We supported Chris Zapata because current conditions in Anaheim make a change in leadership potentially disastrous.

  • Chris Zapata was central to drafting our Budget for FY 2020/21, which must be completed and approved by the end of June. Staff was already burdened with closing significant budget gaps from the deficit spending of our Council colleagues who had been draining our reserve funds prior to the crisis, despite our opposition. Now staff must close those gaps with reduced revenue to back-fill that deficit, and do it all without meeting face-to-face for efficient collaboration. How could we ask this of our professionals?
  • Chris Zapata had the most experience dealing with a sports stadium negotiation, which we have not yet completed. Our views on the value of professional baseball to Anaheim taxpayers were rooted in transactions of past seasons. Professional sports may not be the same again for many years. Stakeholders have expressed doubt at Mayor Sidhu’s ability to get the best value for the people of Anaheim during these negotiations with the ball club, and our best chance for navigating the darkness of these unprecedented times has just been shown the door. How is this in the best interest of the taxpayers of Anaheim?
  • Chris Zapata was guiding our City through an international pandemic, working hard to provide safety and resources for residents, businesses, and City staff, including our first responders. It appears he was trying to keep scarce, remaining reserve funds directed to where they are most needed, rather than into the pockets of special interests. The Mayor claims there is never a good time to change City Managers, but there are worse times than others, and wise leaders know the difference.

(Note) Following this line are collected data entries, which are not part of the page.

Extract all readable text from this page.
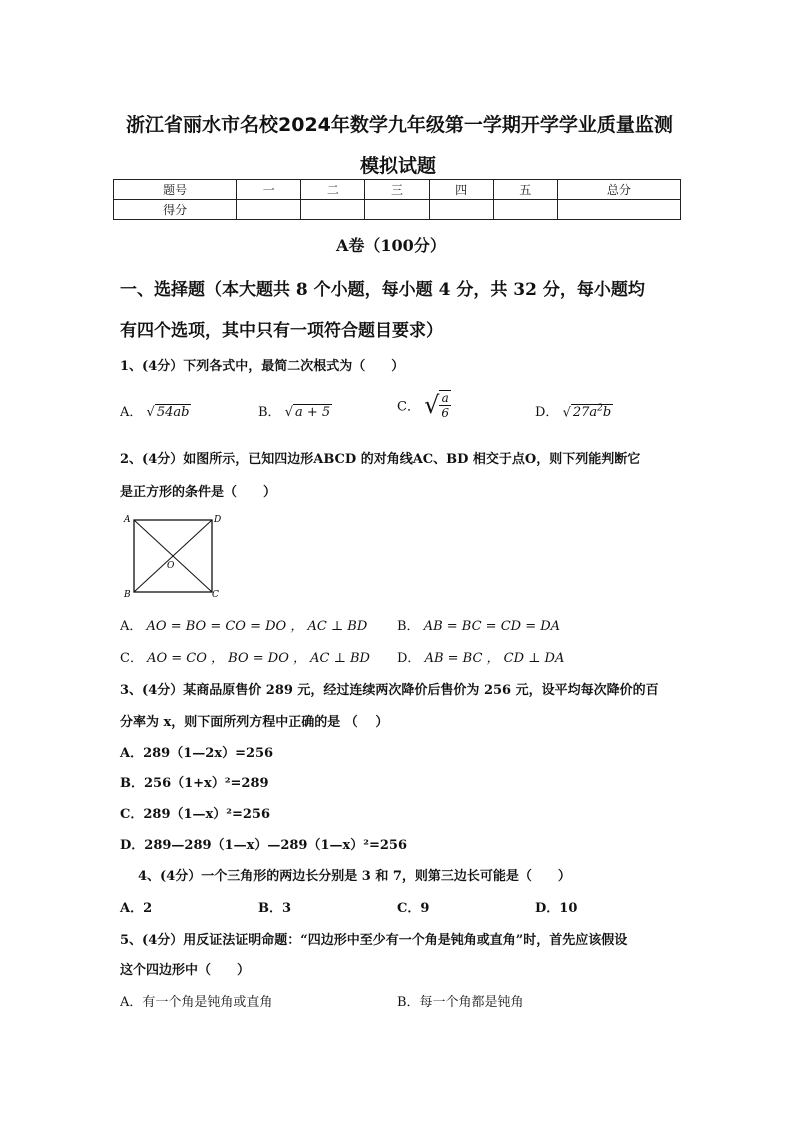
浙江省丽水市名校2024年数学九年级第一学期开学学业质量监测
模拟试题
题号	一	二	三	四	五	总分
得分						
A卷（100分）
一、选择题（本大题共 8 个小题，每小题 4 分，共 32 分，每小题均
有四个选项，其中只有一项符合题目要求）
1、(4分）下列各式中，最简二次根式为（　　）
A． √ 54ab	B． √ a + 5	C． √ $\frac{a}{6}$	D． √ $27a^2b$
2、(4分）如图所示，已知四边形ABCD 的对角线AC、BD 相交于点O，则下列能判断它
是正方形的条件是（　　）
A	D
B	C
O
A． AO = BO = CO = DO ， AC ⊥ BD B． AB = BC = CD = DA
C． AO = CO ， BO = DO ， AC ⊥ BD D． AB = BC ， CD ⊥ DA
3、(4分）某商品原售价 289 元，经过连续两次降价后售价为 256 元，设平均每次降价的百
分率为 x，则下面所列方程中正确的是 （　 ）
A．289（1—2x）=256
B．256（1+x）²=289
C．289（1—x）²=256
D．289—289（1—x）—289（1—x）²=256
4、(4分）一个三角形的两边长分别是 3 和 7，则第三边长可能是（　　）
A．2	B．3	C．9	D．10
5、(4分）用反证法证明命题：“四边形中至少有一个角是钝角或直角”时，首先应该假设
这个四边形中（　　）
A．有一个角是钝角或直角	B．每一个角都是钝角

The Mayor and his Council majority justify the removal of Chris Zapata with the claim of a “new direction” for Anaheim. To date they have failed to articulate that new direction. We certainly need a fresh vision for our city. The standards on which we have operated since the Mayor took office in December 2018 have resulted in less transparency and accountability at City Hall, and an environment of even more hostility than we had endured in the past, while drawing down the reserve funds left to us by the prior administration under Mayor Tom Tait.  These issues call for change, but they were not the fault of the City Manager.

What can you do?

Recognize that if you live in an area of Anaheim other than District 1, or District 3, then your Councilmember voted for this, and you can hold them to account for that choice. Demand that they do a better job of explaining their vote than the dismissive replies they offered on April 21st.

As public officials, we work for you. We are deciding where your tax dollars will be spent. But we answer to you only when you speak up and demand an accounting of pure motive and wise stewardship of funds by this elected body.

The Mayor and his Council majority removed a committed public servant with the excuse that they are seeking a new direction. They have failed to note that the people of Anaheim have the ability to send the same message to them.

Councilmember Denise Barnes (West Anaheim District 1) – In 2016, the voters of West Anaheim chose Denise Barnes to represent Council District 1 in Anaheim’s first by-district elections. Councilmember Barnes has focused on improving the quality of life for this long-neglected section of Anaheim, by directing resources for parks, homelessness, senior citizens, and the revitalization of commercial corridors. She championed the critical approval of the Beach Blvd Specific Plan, and development to see that vision to reality.

Councilmember Jose Moreno (North-Central Anaheim District 3) – Councilmember Moreno was elected as the first by-district representative for north-central Anaheim’s Council District 3, and re-elected to the office in 2018. Representing the oldest section of Anaheim, Moreno’s focus balances the need to invest in aging infrastructure, with a vision for social and economic prosperity for all residents and businesses.

Dr. Moreno is an associate professor in the Department of Chicano and Latino Studies at CSULB. He received his Bachelor’s Degree from UCI, and earned his Master’s and Doctorate in Administration, Planning, and Social Policy from Harvard University.